Long-Term Vision
The eventual goal of this roadmap is something architecturally closer to DIAMOND (Diffusion As a Model Of eNvironment Dreams) - a world model where the RL policy is trained entirely inside imagined rollouts, at pixel fidelity good enough that the imagined environment is genuinely playable.
Everything from v1 and v2 was preparation. v3 is where research becomes game-playing: can the agent earn Gym badges, catch Pokémon, and progress through the story - all driven by a policy that has never needed to interact with the real emulator during training?
System 1 - Fast Reactive Controller
System 1 is a neural network policy π(a_t | h_t, s_t) - an Actor conditioned on the RSSM latent state. It executes actions at emulator speed and is responsible for low-level reactive control.
Behaviour Cloning Warm-Start
Before RL fine-tuning, the actor is pre-trained on 10–50h of curated human demonstrations via Behaviour Cloning (BC). This gives the policy a reasonable prior over useful action sequences before it starts exploring.
BC Phase:
Input: (h_t, s_t) ← RSSM latent at time t
Target: expert action a_t from human gameplay
Loss: cross-entropy(actor_logits, expert_actions)
Data: 10–50h curated human demonstrations
PPO + GRPO RL Fine-tuning
After BC warm-start, the actor is fine-tuned with PPO (Proximal Policy Optimization) - and potentially GRPO (Group Relative Policy Optimization) - trained entirely inside the RSSM's imagined rollouts.

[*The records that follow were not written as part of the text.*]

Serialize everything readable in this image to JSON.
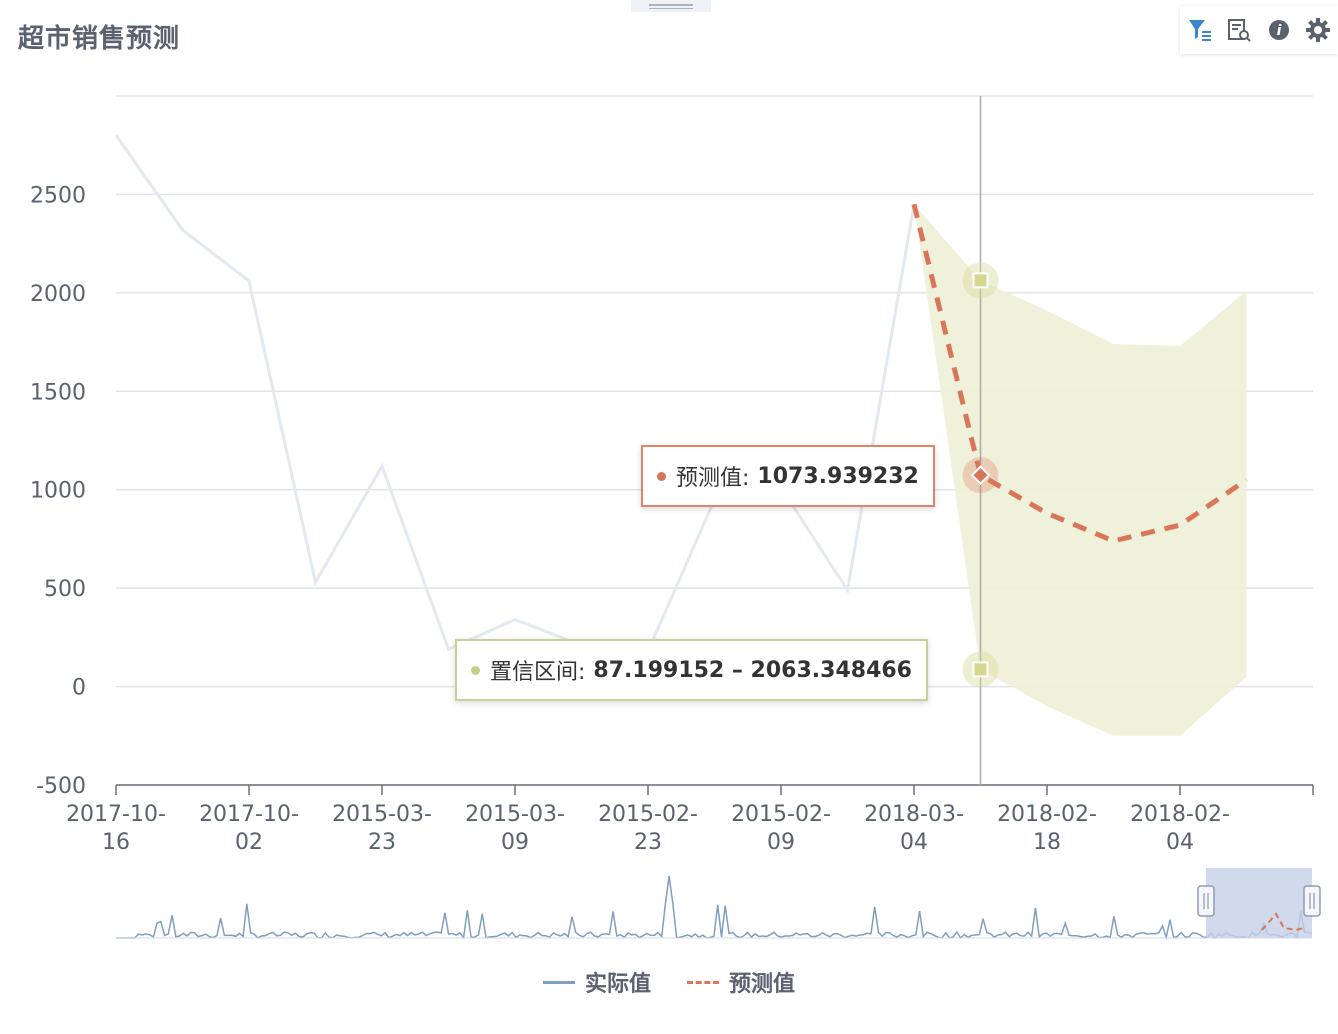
{
  "title": "超市销售预测",
  "toolbox": [
    {
      "name": "filter-icon",
      "color": "#3a87d0"
    },
    {
      "name": "data-view-icon",
      "color": "#5a6270"
    },
    {
      "name": "info-icon",
      "color": "#5a6270"
    },
    {
      "name": "settings-icon",
      "color": "#5a6270"
    }
  ],
  "colors": {
    "actual": "#7e9fbf",
    "forecast": "#d9765a",
    "band": "#eef0d6",
    "band_marker": "#d6dc9e"
  },
  "legend": [
    {
      "label": "实际值",
      "style": "solid"
    },
    {
      "label": "预测值",
      "style": "dashed"
    }
  ],
  "tooltips": {
    "forecast": {
      "label": "预测值:",
      "value": "1073.939232"
    },
    "interval": {
      "label": "置信区间:",
      "value": "87.199152 – 2063.348466"
    }
  },
  "chart_data": {
    "type": "line",
    "title": "超市销售预测",
    "ylim": [
      -500,
      3000
    ],
    "yticks": [
      -500,
      0,
      500,
      1000,
      1500,
      2000,
      2500
    ],
    "x_range": [
      0,
      9
    ],
    "xticks": [
      {
        "x": 0,
        "line1": "2017-10-",
        "line2": "16"
      },
      {
        "x": 1,
        "line1": "2017-10-",
        "line2": "02"
      },
      {
        "x": 2,
        "line1": "2015-03-",
        "line2": "23"
      },
      {
        "x": 3,
        "line1": "2015-03-",
        "line2": "09"
      },
      {
        "x": 4,
        "line1": "2015-02-",
        "line2": "23"
      },
      {
        "x": 5,
        "line1": "2015-02-",
        "line2": "09"
      },
      {
        "x": 6,
        "line1": "2018-03-",
        "line2": "04"
      },
      {
        "x": 7,
        "line1": "2018-02-",
        "line2": "18"
      },
      {
        "x": 8,
        "line1": "2018-02-",
        "line2": "04"
      }
    ],
    "grid": true,
    "legend_position": "bottom-center",
    "series": [
      {
        "name": "实际值",
        "points": [
          [
            0,
            2800
          ],
          [
            0.5,
            2320
          ],
          [
            1,
            2060
          ],
          [
            1.5,
            530
          ],
          [
            2,
            1120
          ],
          [
            2.5,
            190
          ],
          [
            3,
            340
          ],
          [
            3.5,
            210
          ],
          [
            4,
            180
          ],
          [
            4.5,
            950
          ],
          [
            5,
            1010
          ],
          [
            5.5,
            490
          ],
          [
            6,
            2450
          ]
        ]
      },
      {
        "name": "预测值",
        "points": [
          [
            6,
            2450
          ],
          [
            6.5,
            1073.939232
          ],
          [
            7,
            880
          ],
          [
            7.5,
            740
          ],
          [
            8,
            820
          ],
          [
            8.5,
            1050
          ]
        ],
        "interval": [
          [
            6,
            2450,
            2450
          ],
          [
            6.5,
            87.199152,
            2063.348466
          ],
          [
            7,
            -100,
            1910
          ],
          [
            7.5,
            -250,
            1740
          ],
          [
            8,
            -250,
            1730
          ],
          [
            8.5,
            50,
            2010
          ]
        ]
      }
    ],
    "highlight_x": 6.5
  },
  "overview": {
    "window": [
      0.96,
      1.0
    ]
  }
}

Imagination Training Loop:
1. Sample starting states from replay buffer
2. Roll out RSSM prior for H=15 steps using actor π
3. Compute rewards from reward_predictor and RAM probes
4. Compute λ-returns: V_λ = r_t + γ(1-λ)v(h_{t+1},s_{t+1}) + γλV_{t+1}
5. Update Actor via policy gradient on V_λ
6. Update Critic via MSE(v(h_t,s_t), V_λ)
7. Periodically collect real environment data to refresh world model
Multi-Task Actor-Critic
The actor is conditioned on a goal embedding from System 2 - enabling the same policy to pursue different objectives (navigation, battle, exploration) depending on the current macro-goal.
| Component | Architecture | Description |
|---|---|---|
| Actor | MLP(1536+goal_dim → 256 → 256 → 8) | Policy network outputting action logits |
| Critic | MLP(1536+goal_dim → 256 → 256 → 1) | Value function for λ-return targets |
System 2 - Slow Strategic Planner
System 2 is a Multimodal LLM (Gemini 2.0 Flash or GPT-4o) that receives game screenshots and RAM state JSON, and produces high-level macro goals for System 1.
Interface
// System 2 Input (per planning call):
{
"screenshot": "<base64 160×144 Game Boy frame>",
"state": {
"map_name": "Pallet Town",
"x": 5, "y": 7,
"badges": 0,
"party_hp": [45, 0],
"in_battle": false,
"dialog_open": false,
"steps_without_progress": 312
},
"current_goal": "Reach Viridian City"
}
// System 2 Output (macro goal):
{
"goal": "Navigate to Route 1 entrance",
"goal_embedding": [0.23, -0.14, ...], // embedded for System 1 conditioning
"rationale": "Need to head north to reach Viridian City"
}
Replanning Trigger
System 2 is called when any of these conditions are met:
- A story progress flag advances (new badge, new area reached)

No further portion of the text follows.